Even with the relatively high wages he earned as a superintendent of maintenance, however, it was difficult to prosper in Mexico.
"Even though I had a very good job over there, [I] couldn't get any higher," said Moreno, who craved being immersed in the latest aviation technology. "And my wish was to work on American airplanes."
So he didn’t hesitate when Mauldin Aircraft in Brownsville, Texas, the company from which his company bought parts, recruited him. Moreno was afforded the opportunity come to the U.S. because Les Mauldin, the owner of Mauldin Aircraft, was losing workers, not only to larger companies, but to the war.

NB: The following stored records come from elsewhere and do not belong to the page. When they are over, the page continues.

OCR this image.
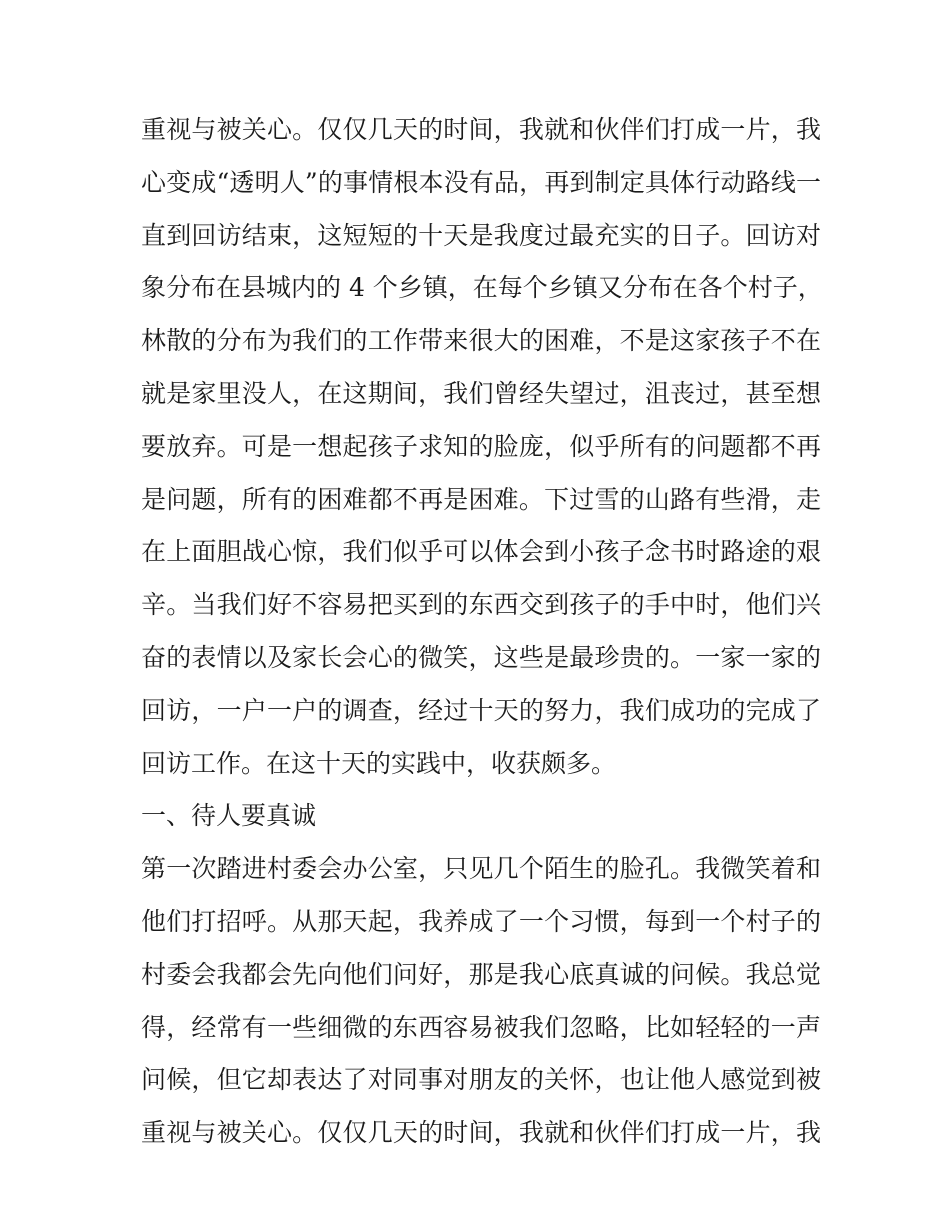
重视与被关心。仅仅几天的时间，我就和伙伴们打成一片，我
心变成“透明人”的事情根本没有品，再到制定具体行动路线一
直到回访结束，这短短的十天是我度过最充实的日子。回访对
象分布在县城内的 4 个乡镇，在每个乡镇又分布在各个村子，
林散的分布为我们的工作带来很大的困难，不是这家孩子不在
就是家里没人，在这期间，我们曾经失望过，沮丧过，甚至想
要放弃。可是一想起孩子求知的脸庞，似乎所有的问题都不再
是问题，所有的困难都不再是困难。下过雪的山路有些滑，走
在上面胆战心惊，我们似乎可以体会到小孩子念书时路途的艰
辛。当我们好不容易把买到的东西交到孩子的手中时，他们兴
奋的表情以及家长会心的微笑，这些是最珍贵的。一家一家的
回访，一户一户的调查，经过十天的努力，我们成功的完成了
回访工作。在这十天的实践中，收获颇多。
一、待人要真诚
第一次踏进村委会办公室，只见几个陌生的脸孔。我微笑着和
他们打招呼。从那天起，我养成了一个习惯，每到一个村子的
村委会我都会先向他们问好，那是我心底真诚的问候。我总觉
得，经常有一些细微的东西容易被我们忽略，比如轻轻的一声
问候，但它却表达了对同事对朋友的关怀，也让他人感觉到被
重视与被关心。仅仅几天的时间，我就和伙伴们打成一片，我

Moreno arrived in Brownsville on August 7, 1941, to replace another man as chief mechanic. He was paid $22 a week in the U.S., but never considered money to be a major driving force.
Thinking about himself as a younger man, he says he knew that rather than the money, he wanted to study and get his A&E (Aircraft and Engine) Mechanic's License.

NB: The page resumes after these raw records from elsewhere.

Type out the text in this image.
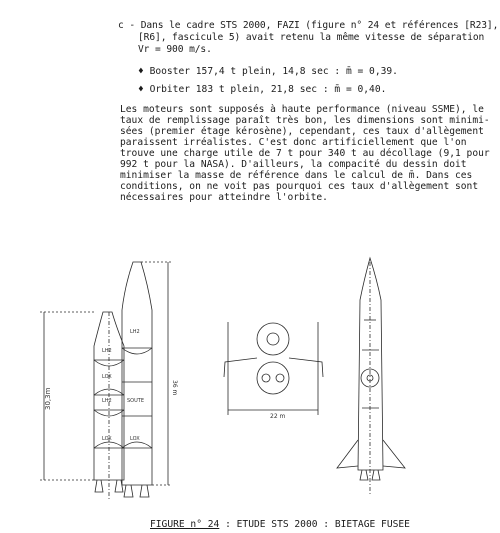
c - Dans le cadre STS 2000, FAZI (figure n° 24 et références [R23],
[R6], fascicule 5) avait retenu la même vitesse de séparation
Vr = 900 m/s.
♦ Booster 157,4 t plein, 14,8 sec : m̄ = 0,39.
♦ Orbiter 183 t plein, 21,8 sec : m̄ = 0,40.
Les moteurs sont supposés à haute performance (niveau SSME), le
taux de remplissage paraît très bon, les dimensions sont minimi-
sées (premier étage kérosène), cependant, ces taux d'allègement
paraissent irréalistes. C'est donc artificiellement que l'on
trouve une charge utile de 7 t pour 340 t au décollage (9,1 pour
992 t pour la NASA). D'ailleurs, la compacité du dessin doit
minimiser la masse de référence dans le calcul de m̄. Dans ces
conditions, on ne voit pas pourquoi ces taux d'allègement sont
nécessaires pour atteindre l'orbite.
30,3m
LH2
LOX
LH2
LOX
LH2
SOUTE
LOX
36 m
22 m
FIGURE n° 24 : ETUDE STS 2000 : BIETAGE FUSEE
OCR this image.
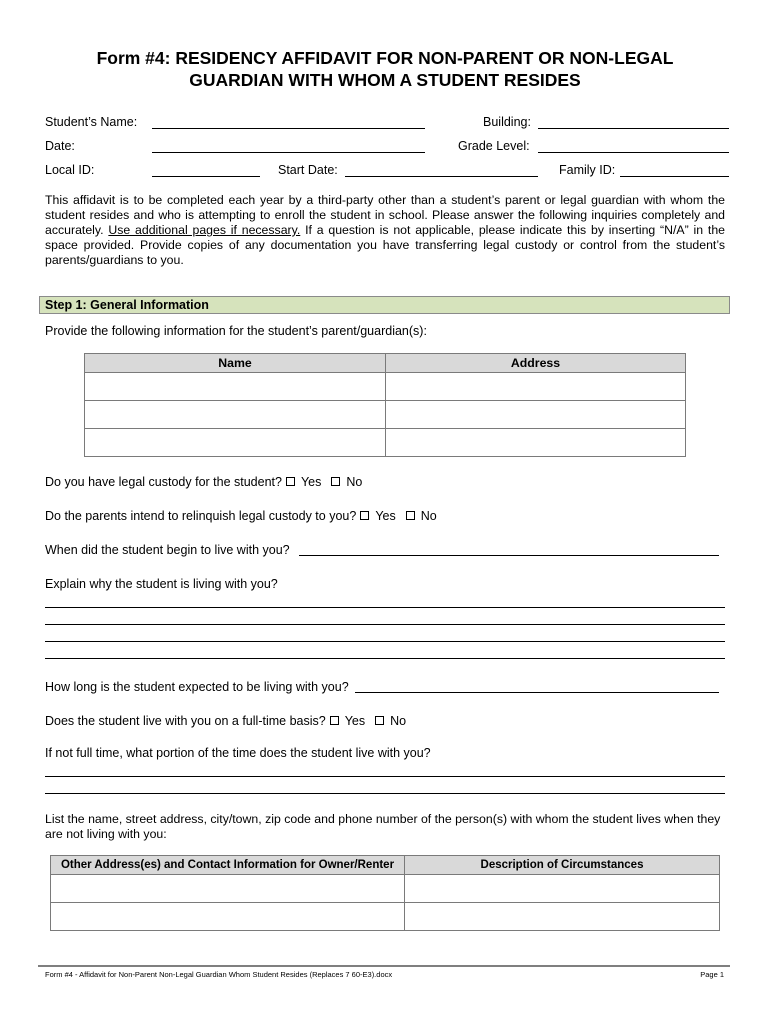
Form #4: RESIDENCY AFFIDAVIT FOR NON-PARENT OR NON-LEGAL
GUARDIAN WITH WHOM A STUDENT RESIDES
Student’s Name:	Building:
Date:	Grade Level:
Local ID:	Start Date:	Family ID:
This affidavit is to be completed each year by a third-party other than a student’s parent or legal guardian with whom the student resides and who is attempting to enroll the student in school. Please answer the following inquiries completely and accurately. Use additional pages if necessary. If a question is not applicable, please indicate this by inserting “N/A” in the space provided. Provide copies of any documentation you have transferring legal custody or control from the student’s parents/guardians to you.
Step 1: General Information
Provide the following information for the student’s parent/guardian(s):
Name	Address

Do you have legal custody for the student? Yes No
Do the parents intend to relinquish legal custody to you? Yes No
When did the student begin to live with you?
Explain why the student is living with you?
How long is the student expected to be living with you?
Does the student live with you on a full-time basis? Yes No
If not full time, what portion of the time does the student live with you?
List the name, street address, city/town, zip code and phone number of the person(s) with whom the student lives when they are not living with you:
Other Address(es) and Contact Information for Owner/Renter	Description of Circumstances

Form #4 - Affidavit for Non-Parent Non-Legal Guardian Whom Student Resides (Replaces 7 60-E3).docx	Page 1
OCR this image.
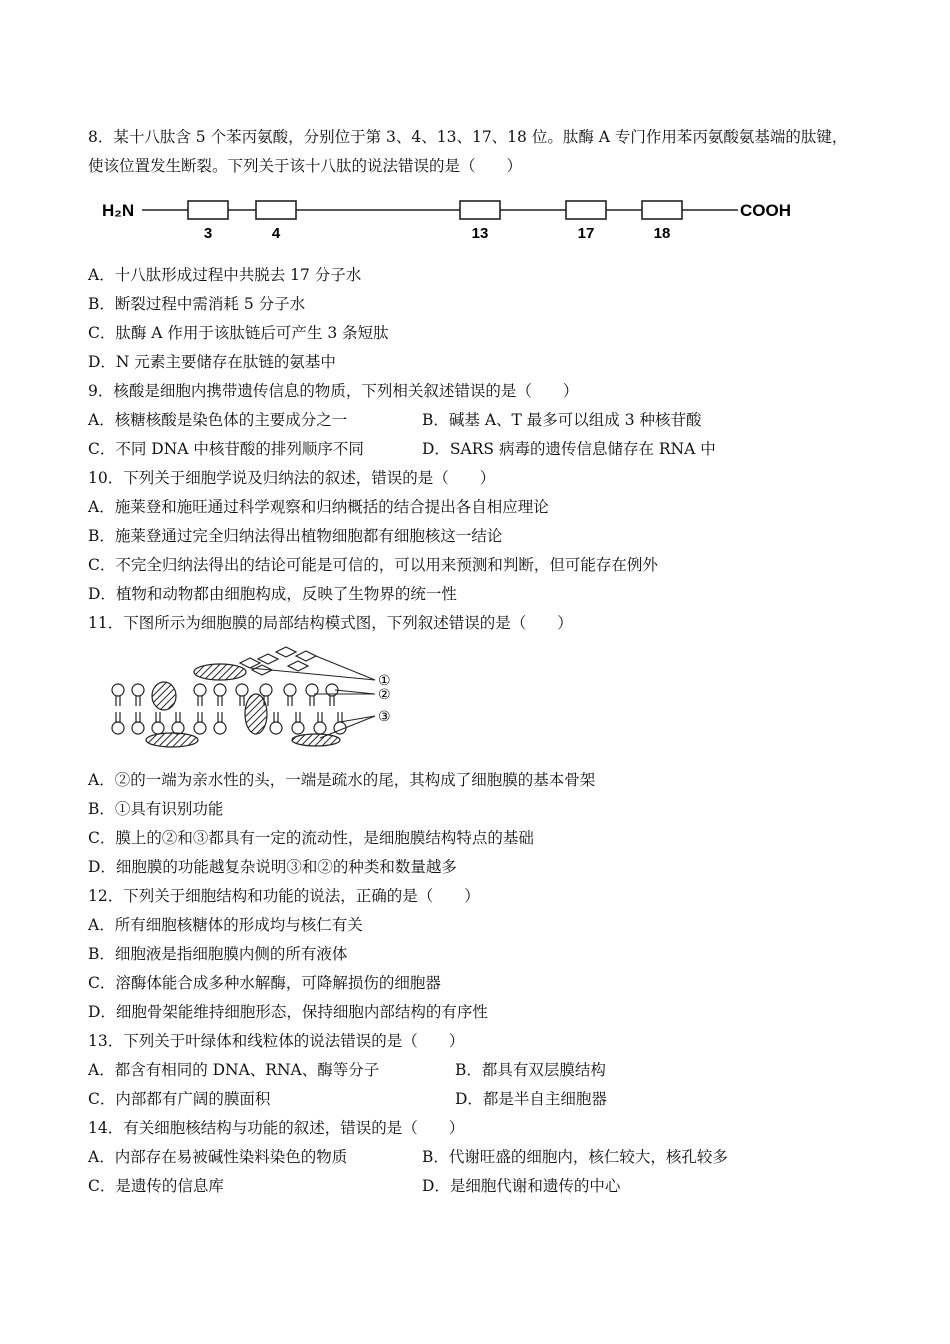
8．某十八肽含 5 个苯丙氨酸，分别位于第 3、4、13、17、18 位。肽酶 A 专门作用苯丙氨酸氨基端的肽键，
使该位置发生断裂。下列关于该十八肽的说法错误的是（　　）
H₂N
3	4	13	17	18
COOH
A．十八肽形成过程中共脱去 17 分子水
B．断裂过程中需消耗 5 分子水
C．肽酶 A 作用于该肽链后可产生 3 条短肽
D．N 元素主要储存在肽链的氨基中
9．核酸是细胞内携带遗传信息的物质，下列相关叙述错误的是（　　）
A．核糖核酸是染色体的主要成分之一	B．碱基 A、T 最多可以组成 3 种核苷酸
C．不同 DNA 中核苷酸的排列顺序不同	D．SARS 病毒的遗传信息储存在 RNA 中
10．下列关于细胞学说及归纳法的叙述，错误的是（　　）
A．施莱登和施旺通过科学观察和归纳概括的结合提出各自相应理论
B．施莱登通过完全归纳法得出植物细胞都有细胞核这一结论
C．不完全归纳法得出的结论可能是可信的，可以用来预测和判断，但可能存在例外
D．植物和动物都由细胞构成，反映了生物界的统一性
11．下图所示为细胞膜的局部结构模式图，下列叙述错误的是（　　）
①
②
③
A．②的一端为亲水性的头，一端是疏水的尾，其构成了细胞膜的基本骨架
B．①具有识别功能
C．膜上的②和③都具有一定的流动性，是细胞膜结构特点的基础
D．细胞膜的功能越复杂说明③和②的种类和数量越多
12．下列关于细胞结构和功能的说法，正确的是（　　）
A．所有细胞核糖体的形成均与核仁有关
B．细胞液是指细胞膜内侧的所有液体
C．溶酶体能合成多种水解酶，可降解损伤的细胞器
D．细胞骨架能维持细胞形态，保持细胞内部结构的有序性
13．下列关于叶绿体和线粒体的说法错误的是（　　）
A．都含有相同的 DNA、RNA、酶等分子	B．都具有双层膜结构
C．内部都有广阔的膜面积	D．都是半自主细胞器
14．有关细胞核结构与功能的叙述，错误的是（　　）
A．内部存在易被碱性染料染色的物质	B．代谢旺盛的细胞内，核仁较大，核孔较多
C．是遗传的信息库	D．是细胞代谢和遗传的中心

After about three months of working at Mauldin, Moreno was offered his previous boss' job in Mexico. But he didn’t consider the proposition because he was determined to stay in the U.S. to invest in a "better future." Moreover, his American boss sweetened the deal by doubling his salary.
Moreno was exempt from the draft because of a childhood leg injury, so he was able to remain focused on his personal goals. As he worked, he attended night school while also studying mechanic textbooks.

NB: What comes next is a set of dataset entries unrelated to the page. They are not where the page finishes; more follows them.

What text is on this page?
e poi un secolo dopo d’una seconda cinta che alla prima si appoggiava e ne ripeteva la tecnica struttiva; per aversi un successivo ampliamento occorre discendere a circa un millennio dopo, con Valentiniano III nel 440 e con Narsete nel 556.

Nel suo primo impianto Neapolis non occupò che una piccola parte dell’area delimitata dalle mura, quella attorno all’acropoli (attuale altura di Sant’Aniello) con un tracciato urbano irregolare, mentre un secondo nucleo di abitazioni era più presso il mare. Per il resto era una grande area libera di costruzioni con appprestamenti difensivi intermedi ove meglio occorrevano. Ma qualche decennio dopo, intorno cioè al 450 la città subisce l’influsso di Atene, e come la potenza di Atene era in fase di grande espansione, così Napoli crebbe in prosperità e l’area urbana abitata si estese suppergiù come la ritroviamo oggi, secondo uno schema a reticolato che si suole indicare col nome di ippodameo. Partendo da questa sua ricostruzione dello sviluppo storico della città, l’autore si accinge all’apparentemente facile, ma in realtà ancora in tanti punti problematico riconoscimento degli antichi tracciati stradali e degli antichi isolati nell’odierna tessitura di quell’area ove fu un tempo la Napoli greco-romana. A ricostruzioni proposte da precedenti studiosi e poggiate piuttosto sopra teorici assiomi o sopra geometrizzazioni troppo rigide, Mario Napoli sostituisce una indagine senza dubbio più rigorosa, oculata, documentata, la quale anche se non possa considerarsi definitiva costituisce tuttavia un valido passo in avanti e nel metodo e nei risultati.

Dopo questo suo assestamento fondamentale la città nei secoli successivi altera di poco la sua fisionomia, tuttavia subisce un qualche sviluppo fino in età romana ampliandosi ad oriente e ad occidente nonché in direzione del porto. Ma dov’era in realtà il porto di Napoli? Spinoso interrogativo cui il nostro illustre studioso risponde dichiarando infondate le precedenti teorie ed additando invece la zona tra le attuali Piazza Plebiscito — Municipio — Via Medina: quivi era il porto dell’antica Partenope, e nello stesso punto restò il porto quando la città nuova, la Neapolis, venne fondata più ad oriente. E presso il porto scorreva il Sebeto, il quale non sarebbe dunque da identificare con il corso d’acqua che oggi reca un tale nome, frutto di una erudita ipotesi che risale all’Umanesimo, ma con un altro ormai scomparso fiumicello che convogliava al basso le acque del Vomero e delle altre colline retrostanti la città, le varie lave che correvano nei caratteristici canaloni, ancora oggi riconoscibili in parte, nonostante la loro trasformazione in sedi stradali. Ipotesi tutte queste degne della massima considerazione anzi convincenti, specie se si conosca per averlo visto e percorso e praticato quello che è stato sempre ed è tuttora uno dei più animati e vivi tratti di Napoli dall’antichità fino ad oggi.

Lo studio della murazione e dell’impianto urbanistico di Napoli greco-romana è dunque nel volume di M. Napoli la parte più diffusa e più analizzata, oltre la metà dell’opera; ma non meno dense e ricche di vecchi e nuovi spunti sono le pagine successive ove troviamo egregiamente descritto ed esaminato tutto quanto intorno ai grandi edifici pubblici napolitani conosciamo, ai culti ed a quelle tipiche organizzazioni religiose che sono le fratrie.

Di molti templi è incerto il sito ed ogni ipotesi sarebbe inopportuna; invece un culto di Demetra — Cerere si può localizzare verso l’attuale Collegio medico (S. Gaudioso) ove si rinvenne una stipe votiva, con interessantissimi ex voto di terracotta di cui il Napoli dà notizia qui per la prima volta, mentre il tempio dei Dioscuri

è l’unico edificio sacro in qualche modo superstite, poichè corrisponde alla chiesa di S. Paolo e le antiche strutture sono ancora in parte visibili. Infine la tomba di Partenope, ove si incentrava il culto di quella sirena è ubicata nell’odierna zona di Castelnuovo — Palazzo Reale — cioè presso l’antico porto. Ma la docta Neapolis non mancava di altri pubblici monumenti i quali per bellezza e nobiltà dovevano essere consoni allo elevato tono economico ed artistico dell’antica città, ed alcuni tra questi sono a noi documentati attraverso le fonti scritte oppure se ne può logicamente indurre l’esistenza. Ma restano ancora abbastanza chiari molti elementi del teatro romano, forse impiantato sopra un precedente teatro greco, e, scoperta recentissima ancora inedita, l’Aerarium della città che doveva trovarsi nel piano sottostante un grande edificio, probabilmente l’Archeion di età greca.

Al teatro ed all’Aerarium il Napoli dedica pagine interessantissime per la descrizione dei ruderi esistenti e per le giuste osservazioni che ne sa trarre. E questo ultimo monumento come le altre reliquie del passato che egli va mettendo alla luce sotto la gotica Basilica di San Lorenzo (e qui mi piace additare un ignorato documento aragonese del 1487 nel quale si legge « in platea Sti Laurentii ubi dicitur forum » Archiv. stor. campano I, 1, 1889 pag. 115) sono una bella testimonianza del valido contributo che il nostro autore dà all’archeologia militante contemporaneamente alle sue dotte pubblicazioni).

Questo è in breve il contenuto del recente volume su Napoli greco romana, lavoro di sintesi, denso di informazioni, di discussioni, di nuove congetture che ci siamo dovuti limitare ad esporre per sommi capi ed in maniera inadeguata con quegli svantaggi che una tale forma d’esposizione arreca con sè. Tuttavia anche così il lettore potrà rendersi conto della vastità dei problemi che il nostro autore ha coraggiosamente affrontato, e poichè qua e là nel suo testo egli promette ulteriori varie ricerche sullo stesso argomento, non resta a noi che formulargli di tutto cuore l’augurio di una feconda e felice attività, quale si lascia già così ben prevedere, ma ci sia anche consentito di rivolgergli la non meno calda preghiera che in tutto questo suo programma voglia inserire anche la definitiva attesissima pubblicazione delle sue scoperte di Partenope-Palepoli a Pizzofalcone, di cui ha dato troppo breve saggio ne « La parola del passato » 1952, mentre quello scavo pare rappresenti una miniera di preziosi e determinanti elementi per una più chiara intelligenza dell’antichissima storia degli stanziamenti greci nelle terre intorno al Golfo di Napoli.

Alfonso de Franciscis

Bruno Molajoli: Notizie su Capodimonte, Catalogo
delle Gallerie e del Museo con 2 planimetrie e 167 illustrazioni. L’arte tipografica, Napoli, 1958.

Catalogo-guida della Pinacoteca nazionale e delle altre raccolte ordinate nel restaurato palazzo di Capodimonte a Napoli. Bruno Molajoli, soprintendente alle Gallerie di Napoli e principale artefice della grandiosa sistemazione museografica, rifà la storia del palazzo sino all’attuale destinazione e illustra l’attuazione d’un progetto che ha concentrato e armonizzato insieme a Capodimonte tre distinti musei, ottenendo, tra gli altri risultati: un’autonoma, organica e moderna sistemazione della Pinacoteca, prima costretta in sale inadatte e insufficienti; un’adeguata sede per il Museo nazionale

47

"The combination of going to school to learn English and trying to learn the mechanical stuff ... kept me working hard," he said.
It took Moreno two years to completely adjust as a newcomer. He passed a 600-question mechanic's test, which finally granted him his Mechanic Certificate on June 21, 1944.
During the time of war, Mauldin bought and sold airplane parts and also played a helpful role in preparing prospective pilots, as Mauldin's Civilian Pilot Training School taught the intricacies of aircraft mechanics to young men.
"We used to have a lot of guys that went to work for us as an apprenticeship, and then they went to the Air Force," Moreno said.
A large part of training was centered on pilots, but participants also became well trained in fixing major and minor problems on aircrafts. Learning this aspect of aviation was useful for future Air Force pilots when in an emergency situation at war.
Moreno remembers a country brought together most noticeably during wartime.
"Everyone was very patriotic -- the aliens, the citizens, the residents were all for the war," he said. "There was no dissension."
In the private sphere of home life, people felt the repercussions of the conflict.
"Everyone respond[ed] to the effort and we used to suffer along the consequences at home," Moreno recalled.
In 1944, Moreno married Julia Resendez, whom he met through a coworker at Mauldin. The young couple had their first child, Maria del Socorro, in 1946. That same year, Moreno left Mauldin and began emergency crew work for Pan American Airways.
With Pan American, he repaired C-46 cargo aircrafts in distant places such as South America. He was once sent to Bolivia with two other men to fix an aircraft deep in the jungles.
"We worked for about 12 days, nine to 12 hours a day, and got the airplane fixed to where we could fly it," he said.
Their only chief concern in the area was tribal groups; the insurance company even required the men to carry pistols in case of problems. Without any difficulty, though, the men flew the plane from Santa Cruz, Bolivia, to Brownsville, Texas.
Pan American eventually sent Moreno and his family to Miami in 1948, where he worked for almost three years.
"[Florida] was a very good place to live. All the people were very nice," he said.
As his first two children were growing up in Florida, they were taught Spanish at home while learning English through their neighborhood friends. Moreno doesn’t recall many Cubans being around at that time, but does remember a lot of Jews.
On April 12, 1951, he finally obtained U.S. citizenship in Florida. When Pan American closed its base in 1959, he started working with Intercontinental Engine Services until he retired in 1974.
All six of his children are college-educated.
"[E]ducation is key" for anyone living in or immigrating to the U.S., Moreno said.
Mr. Moreno was interviewed in Brownsville, Texas, on September 13, 2003, by Yolanda Urrabazo.